И стайка драных птенцов подворотен неслась вперед, вперед, к воротам медины — радовать сердце верующих и извещать о пришедшей в город удаче.

А Зу-н-Нун шел не торопясь, отвечая на сыпавшиеся отовсюду приветствия и благословения. Поднимая вверх руки и размахивая широкими белыми рукавами, он возглашал:

— О правоверные! Всякий, кто чтит пятницу и желает послушать пятничную проповедь, пусть идет за мной, идет след в след и никуда не сворачивает! О верующие Ар-Русафа! Сотворите дуа, не обрекайте себя на утрату сияющей свечи молитвы! Следуйте, о следуйте за мной все, кто слушает мой голос! Следуйте за мной все, кто идет к масджид, кто хочет услышать пятничную проповедь!

И так крича, он прошел под узкую арку ворот медины и, вступив в темный сырой коридор, ведущий сквозь толщу Журавлиной башни, он прошел его насквозь и вышел на залитую утренним солнцем улицу — вверх, вверх, к верхнему городу лежал его путь.

Люди, заслышав его призывы, ахали и качали головами: легко сказать, не сворачивать и идти прямо к масджид. Да, вот-вот должен прозвучать третий крик муаззина — и верующие, совершив положенные молитвы, должны услышать проповедь праздничного дня. Но сегодняшняя пятница была особенной: проповедь — неслыханное дело — велено было отложить. Совершив намаз у себя дома, верховный муфтий Куртубы желал отправиться не в масджид, чтобы там взойти на минбар и сказать верующим укрепляющие слова, — а на Большую базарную площадь перед дворцом у Факельной стены. Там еще со вчерашнего дня сооружены были два высоких деревянных помоста. Один — для Абд-аль-Вахида ибн Омара ибн Умейя и его ближайших родственников, а также кади Куртубы, верховного муфтия и самых уважаемых улемов Ар-Русафа. Этот помост покрыли коврами и разложили на нем шелковые подушки — и ночью поставили вокруг него стражу, дабы подлое ворье не растащило все это великолепие. Второй помост предназначался для еретика-зиндика, отступника от истинной веры, бунтовщика, мятежника и колдуна аль-Джунайда — и его не стали покрывать коврами. Сегодня утром истекали три дня, данные, согласно законам Али, преступнику на размышление и раскаяние. Однако глашатаи уже прокричали на каждой площади, что Джунайд не отрекся от своих заблуждений и предпочел смерть возвращению к истинной вере. Шептались, что Джунайд — шахид, невинный мученик, и его погубили не провинности, а зависть и злоба клеветников. Однако всякий, что-либо смысливший в этой жизни, уже купил место у окна одного из домов, выходящих на Большую базарную площадь. Ну или уже толкался вокруг помостов. Ну или готовился бежать туда со всех ног. На улицах кричали, что палач уже вышел и показывает удары мечом, какими положено сносить головы преступников, а его помощники уже устанавливают деревянные колоды, между которыми растянут для четвертования тело Джунайда.

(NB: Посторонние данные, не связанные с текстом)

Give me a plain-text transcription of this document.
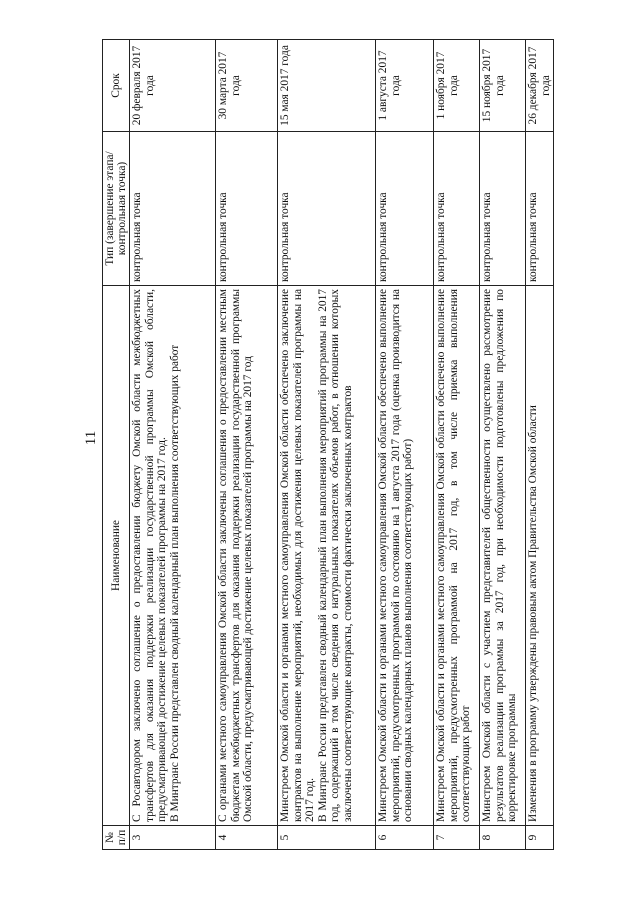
11
№ п/п	Наименование	Тип (завершение этапа/контрольная точка)	Срок
3	С Росавтодором заключено соглашение о предоставлении бюджету Омской области межбюджетных трансфертов для оказания поддержки реализации государственной программы Омской области, предусматривающей достижение целевых показателей программы на 2017 год. В Минтранс России представлен сводный календарный план выполнения соответствующих работ	контрольная точка	20 февраля 2017 года
4	С органами местного самоуправления Омской области заключены соглашения о предоставлении местным бюджетам межбюджетных трансфертов для оказания поддержки реализации государственной программы Омской области, предусматривающей достижение целевых показателей программы на 2017 год	контрольная точка	30 марта 2017 года
5	Минстроем Омской области и органами местного самоуправления Омской области обеспечено заключение контрактов на выполнение мероприятий, необходимых для достижения целевых показателей программы на 2017 год. В Минтранс России представлен сводный календарный план выполнения мероприятий программы на 2017 год, содержащий в том числе сведения о натуральных показателях объемов работ, в отношении которых заключены соответствующие контракты, стоимости фактически заключенных контрактов	контрольная точка	15 мая 2017 года
6	Минстроем Омской области и органами местного самоуправления Омской области обеспечено выполнение мероприятий, предусмотренных программой по состоянию на 1 августа 2017 года (оценка производится на основании сводных календарных планов выполнения соответствующих работ)	контрольная точка	1 августа 2017 года
7	Минстроем Омской области и органами местного самоуправления Омской области обеспечено выполнение мероприятий, предусмотренных программой на 2017 год, в том числе приемка выполнения соответствующих работ	контрольная точка	1 ноября 2017 года
8	Минстроем Омской области с участием представителей общественности осуществлено рассмотрение результатов реализации программы за 2017 год, при необходимости подготовлены предложения по корректировке программы	контрольная точка	15 ноября 2017 года
9	Изменения в программу утверждены правовым актом Правительства Омской области	контрольная точка	26 декабря 2017 года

А Зу-н-Нун, пританцовывая, поднимался по извилистым улицам — вверх, вверх, к узеньким воротам в сторожевой башне Факельной стены.

— За мной, все идите за мной! Пусть идет за мной тот, кто меня слушает! Кто желает услышать и увидеть пятничную проповедь, пусть идет за мной!

Дети кидали ему в подол хирки халву и финики, а Зу-н-Нун кружился, вставая на цыпочки босых пыльных ног, и во всю глотку декламировал:

— Я - суфий, а твое лицо — единственное среди всех красавиц,

Все знают, стар и млад, женщины и мужчины,

Что твои алые губы по сладости — халва,

А халву нужно дарить суфиям.

Между тем, в толпе, поднимающейся в верхний город вслед за кружащимся дервишем, шли два десятка феллахов в пыльной, заплатанной одежде сельских жителей. Впрочем, феллахов в толпе и без них было предостаточно — по веге давно разнеслись слухи о предстоящей казни колдуна и вероотступника. Но эти шли, касаясь друг друга, держась за руки и за полы плащей из грубой верблюжьей шерсти. Их женщины семенили охающей и ахающей стайкой грязных замоташек — так просвещенные горожанки называли своих сельских сестер по вере. В самом деле, химар уже давно следовало повязывать под подбородком — иначе какой смысл помадить губы? Деревенские увальни явно ошалели в огромном городе и боялись потеряться в ущельях улиц между двух, а то и трехэтажными домами.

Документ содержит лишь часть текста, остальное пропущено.